Railway Line 191 is a single-track, electrified railway line running only in Silesian Voivodeship, and as such serving as the main railway artery between Goleszów and Wisła in Poland.

History 

The line connecting Goleszów and the steelworks in Ustroń was established in 1888 and belonged to Railways of Silesian and Galician Cities. Subsequent sections were built after World War I in the reborn Second Polish Republic - on 15th of March 1928, the section Ustroń - Polana (6.76 km long) was opened, on 10th of July 1929 Polana - Wisła (now Wisła Uzdrowisko, length 2.74 km) and on 11th of September 1933 Wisła - Wisła Głębce (5.2 km long). On the latter, the company of engineer Ksawery Goryanowicz in the years 1931 - 1933 built a seven-span concrete railway viaduct with a length of 122 meters and a maximum height of pillars of 25 meters. The line was to be extended to Zwardoń (via Koniaków), but the outbreak of World War II prevented the implementation of these plans.
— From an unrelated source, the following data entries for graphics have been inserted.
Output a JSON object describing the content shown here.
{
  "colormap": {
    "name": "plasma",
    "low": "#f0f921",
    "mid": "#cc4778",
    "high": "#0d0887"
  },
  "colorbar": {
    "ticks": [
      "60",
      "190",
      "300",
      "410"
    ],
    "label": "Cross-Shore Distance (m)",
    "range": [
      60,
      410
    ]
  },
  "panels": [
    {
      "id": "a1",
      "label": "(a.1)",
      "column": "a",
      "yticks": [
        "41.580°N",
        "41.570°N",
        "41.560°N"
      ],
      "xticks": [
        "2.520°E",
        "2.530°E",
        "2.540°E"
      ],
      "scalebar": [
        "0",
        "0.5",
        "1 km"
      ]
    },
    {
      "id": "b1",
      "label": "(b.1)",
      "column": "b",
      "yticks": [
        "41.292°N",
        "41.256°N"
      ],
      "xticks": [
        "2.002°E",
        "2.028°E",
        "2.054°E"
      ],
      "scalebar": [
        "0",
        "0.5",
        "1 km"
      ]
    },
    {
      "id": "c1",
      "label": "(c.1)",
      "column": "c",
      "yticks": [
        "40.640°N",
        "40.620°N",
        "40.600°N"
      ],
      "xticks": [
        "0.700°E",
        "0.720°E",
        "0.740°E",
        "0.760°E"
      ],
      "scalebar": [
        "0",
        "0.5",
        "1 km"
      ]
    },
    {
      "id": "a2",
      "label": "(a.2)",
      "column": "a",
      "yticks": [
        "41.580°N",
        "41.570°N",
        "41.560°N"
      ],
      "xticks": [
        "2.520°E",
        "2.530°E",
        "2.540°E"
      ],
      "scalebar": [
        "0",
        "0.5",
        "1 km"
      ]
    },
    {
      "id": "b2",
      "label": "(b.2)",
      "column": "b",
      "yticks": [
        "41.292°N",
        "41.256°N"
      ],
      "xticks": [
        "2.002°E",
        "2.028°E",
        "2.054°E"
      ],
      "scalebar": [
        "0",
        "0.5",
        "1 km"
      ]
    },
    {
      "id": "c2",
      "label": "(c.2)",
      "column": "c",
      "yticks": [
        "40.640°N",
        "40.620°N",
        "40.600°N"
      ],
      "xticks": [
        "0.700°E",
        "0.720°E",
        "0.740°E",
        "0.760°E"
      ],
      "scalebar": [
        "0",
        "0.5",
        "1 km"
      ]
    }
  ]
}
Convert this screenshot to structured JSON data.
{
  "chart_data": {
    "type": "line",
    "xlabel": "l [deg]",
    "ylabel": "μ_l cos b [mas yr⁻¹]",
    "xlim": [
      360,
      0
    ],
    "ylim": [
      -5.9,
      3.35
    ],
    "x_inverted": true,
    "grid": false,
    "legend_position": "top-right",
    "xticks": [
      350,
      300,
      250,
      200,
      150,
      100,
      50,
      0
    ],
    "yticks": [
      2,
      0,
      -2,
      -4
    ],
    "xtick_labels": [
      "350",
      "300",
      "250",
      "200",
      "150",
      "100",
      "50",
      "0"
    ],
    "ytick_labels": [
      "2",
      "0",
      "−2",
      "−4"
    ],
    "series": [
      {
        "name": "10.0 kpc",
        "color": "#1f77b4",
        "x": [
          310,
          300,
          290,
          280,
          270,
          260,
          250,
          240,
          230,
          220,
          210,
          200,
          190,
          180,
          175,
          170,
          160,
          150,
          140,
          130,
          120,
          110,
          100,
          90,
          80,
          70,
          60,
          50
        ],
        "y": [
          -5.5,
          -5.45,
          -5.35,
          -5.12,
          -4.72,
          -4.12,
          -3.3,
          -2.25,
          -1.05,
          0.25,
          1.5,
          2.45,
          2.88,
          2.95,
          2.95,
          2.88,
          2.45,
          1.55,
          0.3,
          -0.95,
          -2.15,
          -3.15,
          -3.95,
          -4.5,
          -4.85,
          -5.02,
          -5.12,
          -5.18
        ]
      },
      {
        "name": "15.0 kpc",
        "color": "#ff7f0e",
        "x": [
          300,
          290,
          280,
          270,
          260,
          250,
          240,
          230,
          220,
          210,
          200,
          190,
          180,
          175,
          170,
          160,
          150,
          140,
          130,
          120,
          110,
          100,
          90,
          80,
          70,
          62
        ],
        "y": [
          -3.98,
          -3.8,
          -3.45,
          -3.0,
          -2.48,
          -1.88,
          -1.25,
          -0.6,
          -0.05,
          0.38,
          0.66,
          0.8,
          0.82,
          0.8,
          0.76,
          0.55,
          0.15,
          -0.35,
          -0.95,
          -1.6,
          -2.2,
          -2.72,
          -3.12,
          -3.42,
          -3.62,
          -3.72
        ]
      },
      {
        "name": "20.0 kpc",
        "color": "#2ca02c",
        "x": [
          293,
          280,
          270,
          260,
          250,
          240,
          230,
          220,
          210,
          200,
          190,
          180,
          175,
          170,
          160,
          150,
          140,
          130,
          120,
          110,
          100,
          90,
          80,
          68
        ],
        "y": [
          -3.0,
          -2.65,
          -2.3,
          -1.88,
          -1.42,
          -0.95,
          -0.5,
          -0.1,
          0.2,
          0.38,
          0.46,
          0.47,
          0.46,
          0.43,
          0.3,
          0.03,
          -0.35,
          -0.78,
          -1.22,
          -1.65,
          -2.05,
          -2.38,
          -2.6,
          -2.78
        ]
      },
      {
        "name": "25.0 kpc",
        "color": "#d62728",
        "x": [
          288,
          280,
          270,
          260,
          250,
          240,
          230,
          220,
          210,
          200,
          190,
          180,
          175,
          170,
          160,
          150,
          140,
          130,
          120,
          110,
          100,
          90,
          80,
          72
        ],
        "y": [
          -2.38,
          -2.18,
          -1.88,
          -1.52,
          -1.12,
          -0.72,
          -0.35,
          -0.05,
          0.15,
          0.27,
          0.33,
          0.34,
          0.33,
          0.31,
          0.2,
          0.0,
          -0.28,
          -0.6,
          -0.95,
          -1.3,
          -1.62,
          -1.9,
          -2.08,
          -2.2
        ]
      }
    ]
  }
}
After World War II, due to the destruction of the bridge over the Vistula River by the retreating German army, until 28th of May 1946, traffic on the line was carried out only to the stop in Obłaźec. The line was fully electrified in 1974 (in December 1974, the 5,000th kilometer of electrified lines in Poland was handed over).

Revitalization 

From March 2021 to November 2022, a comprehensive revitalization of the line was carried out. two new railway stations: Ustroń Brzegi and Wisła Jawornik, was opened on 11th of December 2022.